# Nottingham FP Lab Blog

## Homotopy tutorial 1

by Ambrus Kaposi on November 7, 2012.
Tagged as: Type theory meetings.

Notes from the homotopy tutorial given today by Nicolai Kraus.

From now on, space means topological space and function is continuous function.

Def. $$X$$, $$Y$$ spaces, $$f, g : X \rightarrow Y$$. A homotopy from $$f$$ to $$g$$ is an

$h : X \times [0,1] \rightarrow Y$

function such that

$h(x, 0) = f(x) \text{ and } h(x, 1) = g(x)$

Notation: $$h : f \simeq g$$

Exercise 1. Consider $$f, g : [0,1] \rightarrow X$$ with $$f(0) = g(0)$$. Show that $$f \simeq g$$.

Exercise 2 (later). What does exercise 1 have to do with J (eliminator)?

Exercise 3. What Thorsten said (prove that this is an equivalence relation).
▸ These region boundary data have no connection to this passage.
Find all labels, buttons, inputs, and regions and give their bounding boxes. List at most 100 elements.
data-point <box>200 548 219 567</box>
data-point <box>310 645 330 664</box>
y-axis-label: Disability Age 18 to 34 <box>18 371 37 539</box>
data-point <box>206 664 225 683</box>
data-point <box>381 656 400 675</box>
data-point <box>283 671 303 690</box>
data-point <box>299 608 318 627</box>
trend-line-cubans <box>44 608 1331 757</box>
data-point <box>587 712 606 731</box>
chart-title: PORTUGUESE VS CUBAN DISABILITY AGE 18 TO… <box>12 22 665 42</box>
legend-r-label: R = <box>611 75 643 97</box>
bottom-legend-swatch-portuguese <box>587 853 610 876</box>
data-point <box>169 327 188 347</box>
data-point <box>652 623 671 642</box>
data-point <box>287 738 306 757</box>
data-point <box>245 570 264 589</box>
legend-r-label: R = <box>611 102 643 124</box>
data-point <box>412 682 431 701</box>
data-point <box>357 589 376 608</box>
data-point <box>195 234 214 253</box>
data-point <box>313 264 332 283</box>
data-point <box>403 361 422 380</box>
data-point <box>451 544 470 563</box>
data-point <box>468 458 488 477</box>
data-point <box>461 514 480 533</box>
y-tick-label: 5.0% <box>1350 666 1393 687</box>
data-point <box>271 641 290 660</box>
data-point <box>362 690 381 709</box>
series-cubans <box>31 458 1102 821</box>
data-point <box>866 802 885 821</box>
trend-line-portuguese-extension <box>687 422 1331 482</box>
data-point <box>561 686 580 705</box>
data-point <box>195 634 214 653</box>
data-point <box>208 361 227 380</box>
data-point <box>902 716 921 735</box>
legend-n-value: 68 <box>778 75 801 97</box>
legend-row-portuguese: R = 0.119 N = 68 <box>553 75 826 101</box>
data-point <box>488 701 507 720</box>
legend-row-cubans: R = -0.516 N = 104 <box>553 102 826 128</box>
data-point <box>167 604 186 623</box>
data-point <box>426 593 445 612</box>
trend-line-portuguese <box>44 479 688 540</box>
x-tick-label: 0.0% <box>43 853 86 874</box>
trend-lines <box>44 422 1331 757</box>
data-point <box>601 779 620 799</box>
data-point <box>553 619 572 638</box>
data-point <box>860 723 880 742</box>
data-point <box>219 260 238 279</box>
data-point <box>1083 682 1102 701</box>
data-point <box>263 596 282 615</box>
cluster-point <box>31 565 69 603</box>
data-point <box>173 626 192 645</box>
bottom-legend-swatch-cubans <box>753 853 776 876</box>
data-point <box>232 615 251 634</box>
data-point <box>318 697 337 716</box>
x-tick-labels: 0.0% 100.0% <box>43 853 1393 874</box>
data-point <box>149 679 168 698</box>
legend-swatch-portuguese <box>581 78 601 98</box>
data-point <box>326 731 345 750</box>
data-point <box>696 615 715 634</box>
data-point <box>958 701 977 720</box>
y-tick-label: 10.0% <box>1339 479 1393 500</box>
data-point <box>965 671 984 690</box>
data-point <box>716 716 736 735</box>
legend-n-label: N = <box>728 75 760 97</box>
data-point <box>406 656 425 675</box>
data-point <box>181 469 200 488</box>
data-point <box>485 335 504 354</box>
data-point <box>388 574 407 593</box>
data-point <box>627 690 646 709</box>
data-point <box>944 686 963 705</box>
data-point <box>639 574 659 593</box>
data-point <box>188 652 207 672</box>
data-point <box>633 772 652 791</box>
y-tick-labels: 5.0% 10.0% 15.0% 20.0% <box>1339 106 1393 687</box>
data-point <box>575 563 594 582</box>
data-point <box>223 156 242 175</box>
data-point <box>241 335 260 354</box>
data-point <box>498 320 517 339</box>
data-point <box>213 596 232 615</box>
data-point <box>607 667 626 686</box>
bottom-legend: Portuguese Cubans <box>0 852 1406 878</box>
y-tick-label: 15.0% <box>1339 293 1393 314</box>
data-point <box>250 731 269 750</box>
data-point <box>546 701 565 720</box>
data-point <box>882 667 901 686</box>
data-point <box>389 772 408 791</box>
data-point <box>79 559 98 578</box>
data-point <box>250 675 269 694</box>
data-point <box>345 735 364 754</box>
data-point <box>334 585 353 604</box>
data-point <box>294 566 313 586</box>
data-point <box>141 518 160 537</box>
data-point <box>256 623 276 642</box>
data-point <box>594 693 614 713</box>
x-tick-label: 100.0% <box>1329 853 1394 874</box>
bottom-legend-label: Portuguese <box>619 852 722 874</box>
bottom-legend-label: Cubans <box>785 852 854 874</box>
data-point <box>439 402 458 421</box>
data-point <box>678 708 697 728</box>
Def. $$X$$, $$Y$$ spaces, $$f : X \rightarrow Y$$ is a homotopy equivalence iff there is a $$g : Y \rightarrow X$$ s.t. $$g \circ f \simeq id_X$$ and $$f \circ g \simeq id_Y$$.

Exercise 4. $$X$$, $$Y$$ spaces, $$X$$, $$Y$$ homeomorphic $$\Rightarrow X \simeq Y$$

Exercise 5 (later). This is a weak equivalence.

Def. $$h : f \simeq g$$, $$f, g : X \rightarrow Y$$, $$A \subseteq X$$. $$h$$ is a homotopy relative to $$A$$ if $$\forall a \in A \: . \: h(a,t)$$ independent of $$t$$.

Exercise 6. $$f, g : [0,1] \rightarrow X, f(0) = g(0), f(1) = g(1)$$. Show that $$f$$ and $$g$$ are not necessarily homotopic relative to $$\{0, 1\}$$.

Exercise 7 (later). What does this have to do with K?

Def. $$X$$ space. $$x_0 \in X$$. Loop space of $$X$$ and $$x_0$$:

$\Omega(X, x_0) = \left\{ f : [0,1] \rightarrow X \: | \: f(0) = f(1) = x_0 \right\} \\ \text{if } f, g \in \Omega(X, x_0) \\ f \bullet g \in \Omega(X, x_0) \\ f \bullet g (t) = \begin{cases} f(2t) & \text{if } t \leq \frac{1}{2} \\ g(2t-1) & \text{otherwise} \\ \end{cases} \\ f^{-1} \in \Omega(X, x_0), f^{-1}(t) = f (1-t) \\$

But this is not associative: $$(h \bullet g) \bullet f \neq h \bullet (g \bullet f)$$, the speed of $$f$$ on the left side is slower than that on the right side. So we define a better version:

Def. $$X$$ space, $$x_0 \in X$$. The fundamental group is:

\eqalign{ \pi_1(X, x_0) := \{ & [f] \: | \: f : [0,1] \rightarrow X, f(0)=f(1)=x_0, \\ & [f]=[g] \leftrightarrow f \simeq g \text{ relative to } \{0, 1\} \} \\ }

Exercise 8. This forms a group.